The City of Milan is in talks with four foreign banks to annul interest-rate swap agreements in return for about 400 million euros ($526 million) from the institutions.
The amount represents Milan’s mark-to-market gain on the swaps and will be invested in deposits and government bonds, generating an estimated return of about 350 million euros over 23 years, city officials said at a press conference today.
Milan plans to drop claims for damages as part of a criminal trial involving the lenders: JPMorgan Chase & Co., Deutsche Bank AG, Dublin-based Depfa Bank Plc and UBS AG. They face charges of mis-selling swaps to the municipal government of Italy’s business capital.
The city so far has made money on the swap agreements, said David Corritore, a Milan official. Milan will use the 750 million euros of proceeds to cover interest payments on its outstanding bonds, which will bear a fixed interest rate of about 4 percent.
The city is in talks with banks to define new terms on its derivative agreements, according to an e-mailed statement.
Karina Byrne, a spokeswoman for Zurich-based UBS in New York, said “negotiations are currently taking place,” and declined to comment further. Jennifer Zuccarelli, a spokeswoman for New York-based JPMorgan, declined to comment on the talks.

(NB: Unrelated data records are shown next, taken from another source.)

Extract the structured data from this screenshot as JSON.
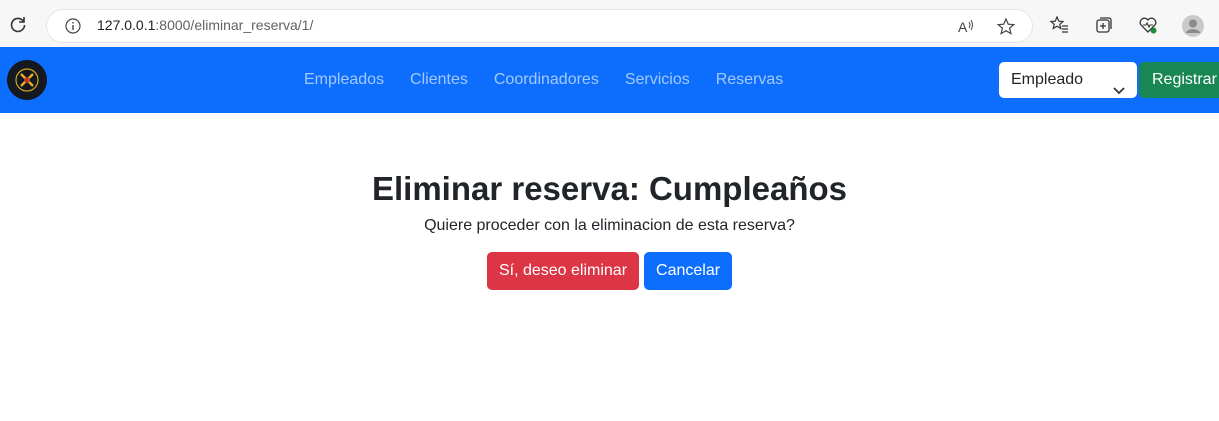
{
  "browser": {
    "url_host": "127.0.0.1",
    "url_path": ":8000/eliminar_reserva/1/"
  },
  "navbar": {
    "links": [
      "Empleados",
      "Clientes",
      "Coordinadores",
      "Servicios",
      "Reservas"
    ],
    "role_select_value": "Empleado",
    "register_label": "Registrar"
  },
  "main": {
    "title": "Eliminar reserva: Cumpleaños",
    "message": "Quiere proceder con la eliminacion de esta reserva?",
    "confirm_label": "Sí, deseo eliminar",
    "cancel_label": "Cancelar"
  },
  "colors": {
    "navbar": "#0d6efd",
    "danger": "#dc3545",
    "primary": "#0d6efd",
    "success": "#198754"
  }
}
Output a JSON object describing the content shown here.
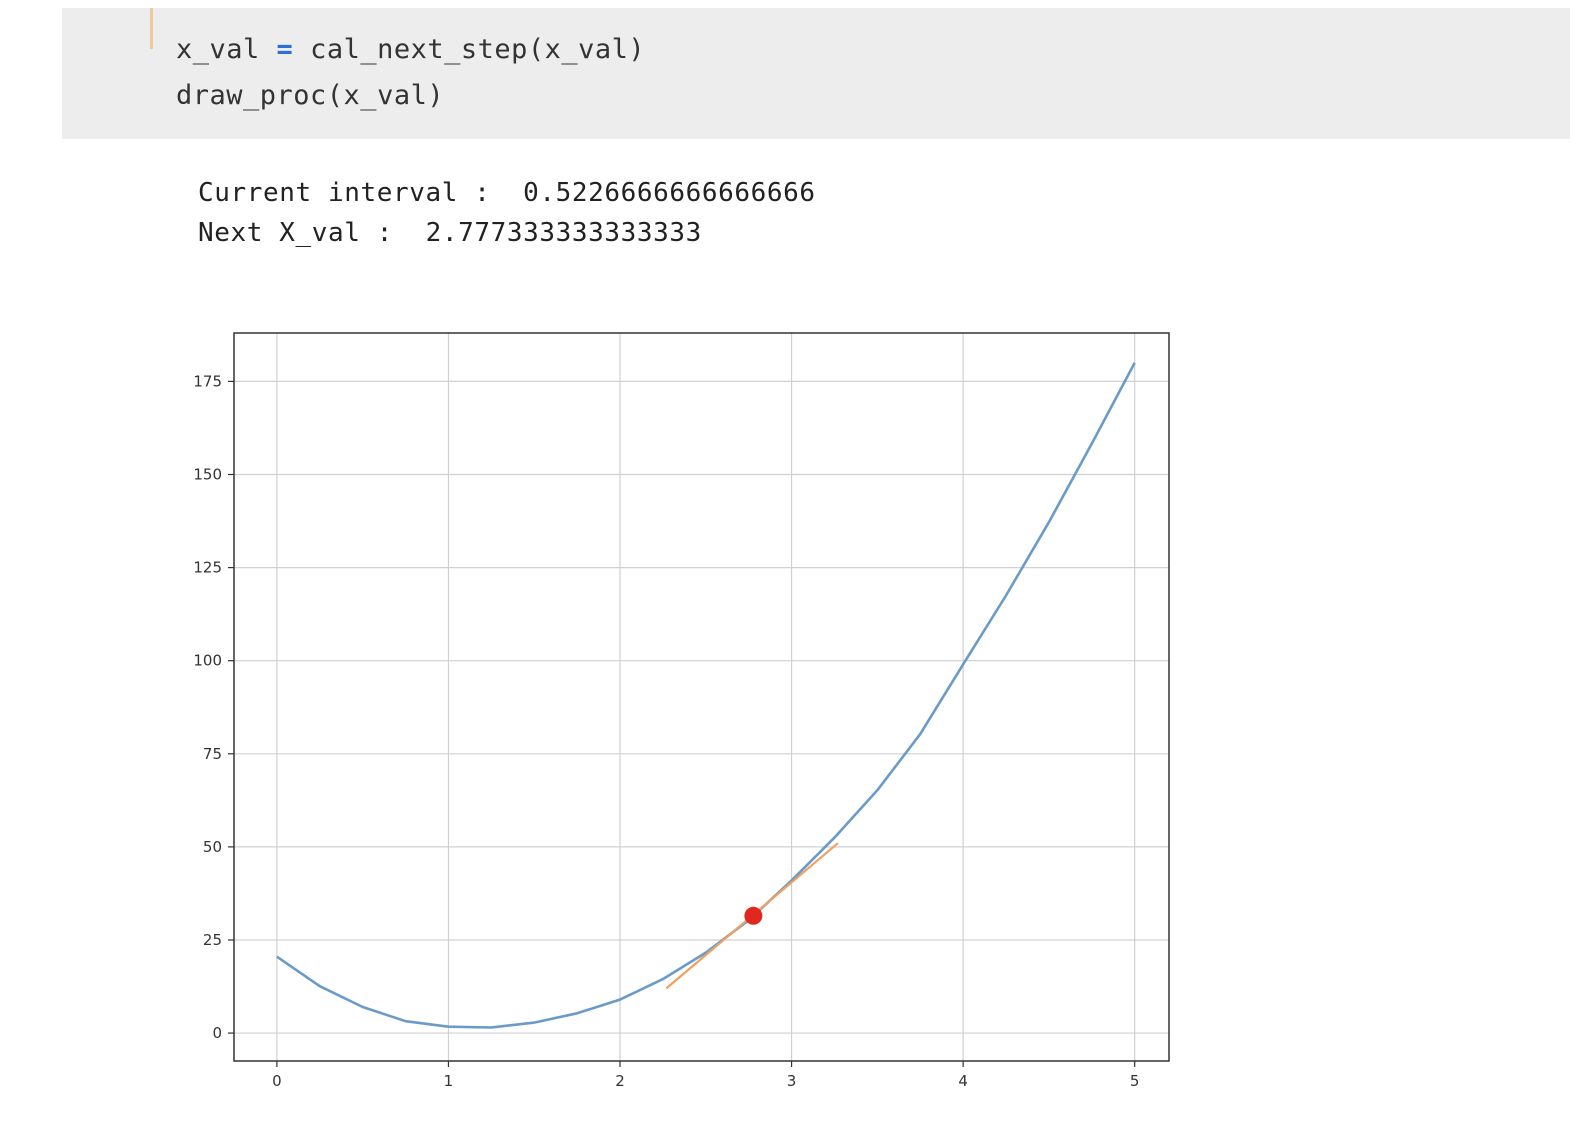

Spokesmen for Depfa and Frankfurt-based Deutsche Bank also had no immediate comment.
Across Italy, cities faced with shrinking income and rising expenses bought swaps from banks to cut short-term interest costs, putting them at risk of paying more in the long run. About 300 municipalities were losing a total of 912 million euros on such derivatives as of March last year, Bank of Italy data show.
Local governments and regulators in Germany and the U.S. also have brought cases against banks over derivatives contracts.
U.S. states, municipalities and nonprofit institutions such as Harvard University paid more than $4 billion in fees to banks when the derivatives, sold as a way to minimize risk, exploded as the housing market’s collapse cascaded through financial markets.
Jefferson County, Alabama, was pushed toward bankruptcy as it and other governments were saddled with soaring costs tied to interest-rate swaps just as the longest recession since World War II took hold.